Through these two modes, all but one of Sound Shapes’ Trophies are earned, and like the recently-released PSN exclusive Dyad, this makes Trophy-hunting an entirely separate and novel affair from playing the game itself. While earning the game’s only Gold Trophy comes by way of beating the campaign, its other 32 Trophies – all Silver – will come via arduous Death Mode adventurism and a knack for recreating music in Beat School. And yes, Sound Shapes doesn’t only come packing a Platinum Trophy, it also comes packing two separate Trophy lists for the two versions of the game. And if you sync your save from one to the other, expect to earn all of the Trophies from your Vita on your PS3 (or vice-versa).

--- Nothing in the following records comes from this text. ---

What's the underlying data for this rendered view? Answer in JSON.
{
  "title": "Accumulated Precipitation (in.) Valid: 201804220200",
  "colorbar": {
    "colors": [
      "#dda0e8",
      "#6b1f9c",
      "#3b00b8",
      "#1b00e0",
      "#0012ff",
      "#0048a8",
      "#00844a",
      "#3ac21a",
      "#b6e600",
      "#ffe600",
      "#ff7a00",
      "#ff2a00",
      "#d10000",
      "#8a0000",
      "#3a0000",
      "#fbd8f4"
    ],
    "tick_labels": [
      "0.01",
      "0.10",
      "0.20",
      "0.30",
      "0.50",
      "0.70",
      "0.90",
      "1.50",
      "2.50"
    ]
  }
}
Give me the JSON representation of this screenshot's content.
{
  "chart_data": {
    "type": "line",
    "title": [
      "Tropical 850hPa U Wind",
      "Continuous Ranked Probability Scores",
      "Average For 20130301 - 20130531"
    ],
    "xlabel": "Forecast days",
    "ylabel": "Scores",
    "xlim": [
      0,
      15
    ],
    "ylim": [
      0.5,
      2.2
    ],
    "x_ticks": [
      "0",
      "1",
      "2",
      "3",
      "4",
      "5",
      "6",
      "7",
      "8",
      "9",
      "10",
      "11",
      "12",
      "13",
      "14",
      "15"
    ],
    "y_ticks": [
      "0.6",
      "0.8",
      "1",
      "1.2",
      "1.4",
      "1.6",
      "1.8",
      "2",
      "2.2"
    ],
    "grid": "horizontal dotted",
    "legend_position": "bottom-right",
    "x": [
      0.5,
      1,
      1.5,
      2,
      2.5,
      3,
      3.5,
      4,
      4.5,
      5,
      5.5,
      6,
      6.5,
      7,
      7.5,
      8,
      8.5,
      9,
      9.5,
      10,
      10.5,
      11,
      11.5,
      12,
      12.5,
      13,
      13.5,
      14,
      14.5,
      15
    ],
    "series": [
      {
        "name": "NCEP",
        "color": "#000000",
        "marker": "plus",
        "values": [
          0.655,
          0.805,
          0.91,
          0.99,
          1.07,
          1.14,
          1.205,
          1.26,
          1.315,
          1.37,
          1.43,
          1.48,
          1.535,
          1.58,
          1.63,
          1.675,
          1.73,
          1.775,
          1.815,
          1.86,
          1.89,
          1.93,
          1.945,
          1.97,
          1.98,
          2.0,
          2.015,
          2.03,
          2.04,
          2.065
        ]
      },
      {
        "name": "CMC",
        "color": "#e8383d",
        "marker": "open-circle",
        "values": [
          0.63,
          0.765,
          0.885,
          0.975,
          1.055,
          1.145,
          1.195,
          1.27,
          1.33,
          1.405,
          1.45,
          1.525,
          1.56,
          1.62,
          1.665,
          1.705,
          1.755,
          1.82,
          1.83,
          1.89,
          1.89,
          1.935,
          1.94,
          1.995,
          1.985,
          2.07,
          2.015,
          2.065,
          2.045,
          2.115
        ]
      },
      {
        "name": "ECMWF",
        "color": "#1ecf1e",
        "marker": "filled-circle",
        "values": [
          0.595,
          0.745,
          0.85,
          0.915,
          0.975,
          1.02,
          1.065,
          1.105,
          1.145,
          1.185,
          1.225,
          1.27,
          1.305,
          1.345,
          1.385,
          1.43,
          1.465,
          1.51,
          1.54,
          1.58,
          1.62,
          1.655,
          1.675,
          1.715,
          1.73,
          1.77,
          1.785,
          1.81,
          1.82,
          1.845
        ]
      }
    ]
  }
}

Speaking of syncing saves, Sound Shapes allows players to send their progress from one iteration of the game to the other. And while I preferred playing Sound Shapes on Vita, the PS3 version is equally splendid in both core gameplay and content creation. Likewise, created stages cobbled together with the game’s intuitive creation tools can also be shared and played across platforms, and part of Sound Shapes’ lasting appeal will no doubt be derived from the player-created stages that will undoubtedly get more complex and impressive as time goes on.

With that said, I encountered issues with both syncing my saves between games and playing user-generated content. It took me around 10 tries to get my PS3 to read my synced Vita save – a problem a producer on the game told me was due to being signed into the PSN before booting the game up – but regardless of why the issue exists, it needs to be patched. Likewise, I tried to play a handful of user-generated levels and would get error messages just as many times as I would be able to successfully jump in and get playing. The reason for these issues remain to be seen, and again, a fix would be nice.